The new unit is a symbol of a focus by the U.S. Department of Justice (DOJ) on health care fraud across the country. It came just days after the U.S. Health and Human Services Office of Inspector General announced more than 400 suspects had been rounded up as part of a false billing scheme that had cost the system at least $1.3 billion in fraudulent costs. Over the past decade, the DOJ's Medicare Fraud Strike Force has charged more than 3,500 individuals with allegedly defrauding Medicare for more than $12.5 billion.
“This is a reflection of the national drive by the DOJ to criminalize Medicaid fraud,” Patrick J. Cotter, head of the government interaction and white collar practice group at Greensfelder, Hemker & Gale P.C., told the Cook County Record. “It’s not a new development, but with the new administration has come more of an emphasis on the issue.”

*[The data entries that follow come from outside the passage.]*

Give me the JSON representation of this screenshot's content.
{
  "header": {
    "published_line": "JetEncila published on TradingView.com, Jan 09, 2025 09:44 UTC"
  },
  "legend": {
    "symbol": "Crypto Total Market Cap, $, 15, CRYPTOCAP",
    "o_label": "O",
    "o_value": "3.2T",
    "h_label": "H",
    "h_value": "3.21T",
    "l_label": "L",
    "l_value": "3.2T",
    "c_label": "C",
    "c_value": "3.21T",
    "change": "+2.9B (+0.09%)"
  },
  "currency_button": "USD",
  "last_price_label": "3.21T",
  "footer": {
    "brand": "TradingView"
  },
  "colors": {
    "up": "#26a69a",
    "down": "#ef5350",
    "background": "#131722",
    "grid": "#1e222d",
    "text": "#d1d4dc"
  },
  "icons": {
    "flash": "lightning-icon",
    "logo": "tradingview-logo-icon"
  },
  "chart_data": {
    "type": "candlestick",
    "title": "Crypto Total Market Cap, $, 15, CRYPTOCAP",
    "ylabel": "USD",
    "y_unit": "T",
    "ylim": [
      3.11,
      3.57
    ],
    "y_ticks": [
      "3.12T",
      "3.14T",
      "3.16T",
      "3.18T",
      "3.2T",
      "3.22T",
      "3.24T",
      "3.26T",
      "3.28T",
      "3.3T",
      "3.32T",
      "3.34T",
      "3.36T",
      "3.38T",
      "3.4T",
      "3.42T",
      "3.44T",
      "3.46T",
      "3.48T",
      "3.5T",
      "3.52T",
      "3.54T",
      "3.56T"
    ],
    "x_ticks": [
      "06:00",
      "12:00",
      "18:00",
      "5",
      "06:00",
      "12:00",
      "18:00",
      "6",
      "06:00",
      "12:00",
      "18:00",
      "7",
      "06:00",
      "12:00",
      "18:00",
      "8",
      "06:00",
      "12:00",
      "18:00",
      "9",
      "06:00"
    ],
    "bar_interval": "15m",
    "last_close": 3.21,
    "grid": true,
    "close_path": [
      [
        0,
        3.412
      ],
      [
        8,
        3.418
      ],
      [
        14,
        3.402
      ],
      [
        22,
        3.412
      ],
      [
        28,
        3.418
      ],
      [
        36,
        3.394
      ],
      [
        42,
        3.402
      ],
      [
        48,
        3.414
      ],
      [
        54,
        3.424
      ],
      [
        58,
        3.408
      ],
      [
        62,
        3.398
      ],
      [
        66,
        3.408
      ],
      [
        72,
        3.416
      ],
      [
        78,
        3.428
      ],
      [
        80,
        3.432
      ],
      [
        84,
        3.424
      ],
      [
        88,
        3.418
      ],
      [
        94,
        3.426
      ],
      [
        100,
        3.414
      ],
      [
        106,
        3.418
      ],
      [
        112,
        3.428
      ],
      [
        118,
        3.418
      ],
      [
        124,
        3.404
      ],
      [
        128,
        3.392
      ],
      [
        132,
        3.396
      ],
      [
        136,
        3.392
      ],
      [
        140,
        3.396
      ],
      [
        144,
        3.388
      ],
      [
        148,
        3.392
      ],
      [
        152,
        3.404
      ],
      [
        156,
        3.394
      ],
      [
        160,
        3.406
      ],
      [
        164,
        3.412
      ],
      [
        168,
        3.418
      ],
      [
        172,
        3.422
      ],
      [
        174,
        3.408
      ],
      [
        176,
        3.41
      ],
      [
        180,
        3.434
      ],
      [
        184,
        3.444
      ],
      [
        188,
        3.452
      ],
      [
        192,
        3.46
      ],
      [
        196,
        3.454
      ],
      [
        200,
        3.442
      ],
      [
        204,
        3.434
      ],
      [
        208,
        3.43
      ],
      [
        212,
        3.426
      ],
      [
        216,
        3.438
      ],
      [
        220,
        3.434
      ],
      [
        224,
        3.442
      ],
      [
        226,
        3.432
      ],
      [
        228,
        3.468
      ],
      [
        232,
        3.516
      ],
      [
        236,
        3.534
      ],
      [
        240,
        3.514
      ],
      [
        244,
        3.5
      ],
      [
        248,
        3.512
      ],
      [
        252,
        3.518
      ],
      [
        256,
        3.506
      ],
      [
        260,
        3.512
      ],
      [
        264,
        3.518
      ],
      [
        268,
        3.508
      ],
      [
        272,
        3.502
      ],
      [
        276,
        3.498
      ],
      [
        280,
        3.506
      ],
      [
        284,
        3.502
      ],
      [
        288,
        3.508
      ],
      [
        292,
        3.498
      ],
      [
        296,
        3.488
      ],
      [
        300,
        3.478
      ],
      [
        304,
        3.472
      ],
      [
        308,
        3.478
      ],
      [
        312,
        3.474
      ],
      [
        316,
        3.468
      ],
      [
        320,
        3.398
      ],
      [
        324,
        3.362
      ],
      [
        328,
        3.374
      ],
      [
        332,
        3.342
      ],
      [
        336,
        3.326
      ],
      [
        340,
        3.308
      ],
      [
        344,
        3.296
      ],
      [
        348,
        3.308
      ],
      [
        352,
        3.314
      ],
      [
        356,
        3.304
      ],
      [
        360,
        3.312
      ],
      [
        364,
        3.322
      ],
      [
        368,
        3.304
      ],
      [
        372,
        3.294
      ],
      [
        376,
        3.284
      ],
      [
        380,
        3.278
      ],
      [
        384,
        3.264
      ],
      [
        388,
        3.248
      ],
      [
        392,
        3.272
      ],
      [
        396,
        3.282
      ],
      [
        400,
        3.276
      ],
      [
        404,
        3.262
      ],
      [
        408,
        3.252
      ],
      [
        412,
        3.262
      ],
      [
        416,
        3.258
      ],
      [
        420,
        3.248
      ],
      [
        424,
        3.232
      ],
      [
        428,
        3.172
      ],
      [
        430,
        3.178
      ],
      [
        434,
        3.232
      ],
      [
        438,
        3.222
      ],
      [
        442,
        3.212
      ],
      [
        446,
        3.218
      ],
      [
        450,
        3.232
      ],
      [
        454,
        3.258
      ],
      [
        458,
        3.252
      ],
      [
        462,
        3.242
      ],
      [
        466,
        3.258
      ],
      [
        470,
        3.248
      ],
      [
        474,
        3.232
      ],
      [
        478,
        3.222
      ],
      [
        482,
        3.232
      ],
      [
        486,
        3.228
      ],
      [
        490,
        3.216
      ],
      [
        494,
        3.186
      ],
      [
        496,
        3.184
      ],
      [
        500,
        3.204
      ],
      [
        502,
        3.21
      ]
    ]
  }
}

The new team is expected to focus on fraud schemes ranging from providers who engage in fraudulent billing schemes to doctors who may falsify patients’ diagnoses to justify expensive tests, according to a statement by the U.S. Attorney's Office for the Northern District of Illinois.
“A big part of this is aimed at holding down Medicaid and Medicare fraud,” Cotter said. “There’s a lot of money involved and there’s a lot of corruption around it.”
The DOJ’s Chicago office recently took part in the largest health care fraud enforcement undertaking in DOJ history, securing 10 criminal convictions as part of a multi-year investigation into Sacred Heart Hospital in Chicago, where it was uncovered that executives had engaged in a conspiracy of bribing doctors to refer patients for services that would be reimbursed by Medicare and Medicaid.
Among those convicted were the hospital’s chief executive officer, the chief financial officer and at least five physicians. The hospital was forced to cease operations in 2013.
“The stakes are high and the growing trend is to treat more mistakes as crimes,” Cotter said. “Government’s big area of focus seems to be in the areas of billing, record keeping and training. A lot of problems stem from staff not following governmental rules and regulations.”
Cotter advised medical executives to focus on training, "making sure everyone takes information, fills out forms and is well-trained."
“More often than not, the average company runs into trouble with people breaking rules and taking short cuts,” he said.